Torhüter Tjark Ernst verlässt Hertha BSC und wechselt in die Niederlande zu Feyenoord Rotterdam. Das berichtet Sky unter Berufung auf eigene Informationen. Der 23-Jährige hatte in der vergangenen Saison eine starke Leistung in der 2. Bundesliga gezeigt und sich damit für einen Wechsel in die Champions League empfohlen.
Feyenoord zieht Ausstiegsklausel
Feyenoord Rotterdam zieht dem Vernehmen nach die Ausstiegsklausel in Höhe von fünf Millionen Euro. Der Medizincheck soll noch in dieser Woche absolviert werden. Ernst, der bei Hertha noch einen Vertrag bis 2027 besaß, kann sich nun mit den besten Teams Europas messen.
Der Wechsel ist ein weiterer Schritt in der Karriere des jungen Torhüters, der bei Hertha BSC zum Stammkeeper avancierte und mit starken Paraden auf sich aufmerksam machte. Für Hertha bedeutet der Abgang einen finanziellen Gewinn, aber auch einen sportlichen Verlust.
Hertha BSC verliert Leistungsträger
Hertha BSC muss einen weiteren Leistungsträger ziehen lassen. Nach dem Abstieg in die 2. Bundesliga hatten mehrere Spieler den Verein verlassen. Ernst war einer der Lichtblicke in der vergangenen Saison und trug maßgeblich zum Klassenerhalt bei. Sein Wechsel zu Feyenoord ist ein weiterer Rückschlag für die Berliner, die nun einen neuen Torhüter suchen müssen.
Feyenoord Rotterdam hingegen verstärkt sich mit einem talentierten Keeper, der in der kommenden Saison in der Champions League spielen wird.

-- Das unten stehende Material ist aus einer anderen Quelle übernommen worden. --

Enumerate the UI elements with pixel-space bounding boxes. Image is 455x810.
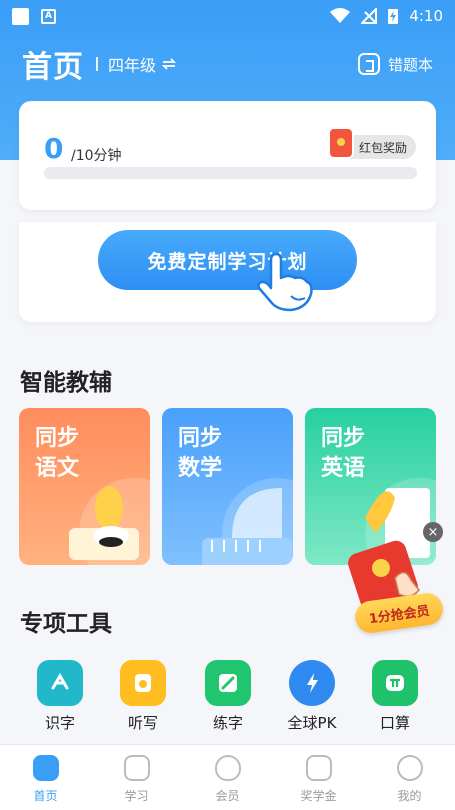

Der niederländische Meister setzt damit auf junge, entwicklungsfähige Spieler. Ernst wird bei Feyenoord um den Stammplatz kämpfen müssen, hat aber gute Chancen, sich durchzusetzen.
Zukunft von Hertha BSC ungewiss
Für Hertha BSC stellt sich nun die Frage, wer die Nachfolge von Ernst antreten soll. Der Verein hat einige Optionen auf dem Transfermarkt, aber die Zeit drängt. Die Vorbereitung auf die neue Saison hat bereits begonnen, und der Kader muss schnellstmöglich komplettiert werden.
Der Wechsel von Tjark Ernst zu Feyenoord Rotterdam ist ein weiteres Beispiel für den Trend, dass junge deutsche Talente den Schritt ins Ausland wagen. Die Bundesliga verliert damit ein vielversprechendes Torhütertalent, während die Eredivisie einen Gewinn verbucht.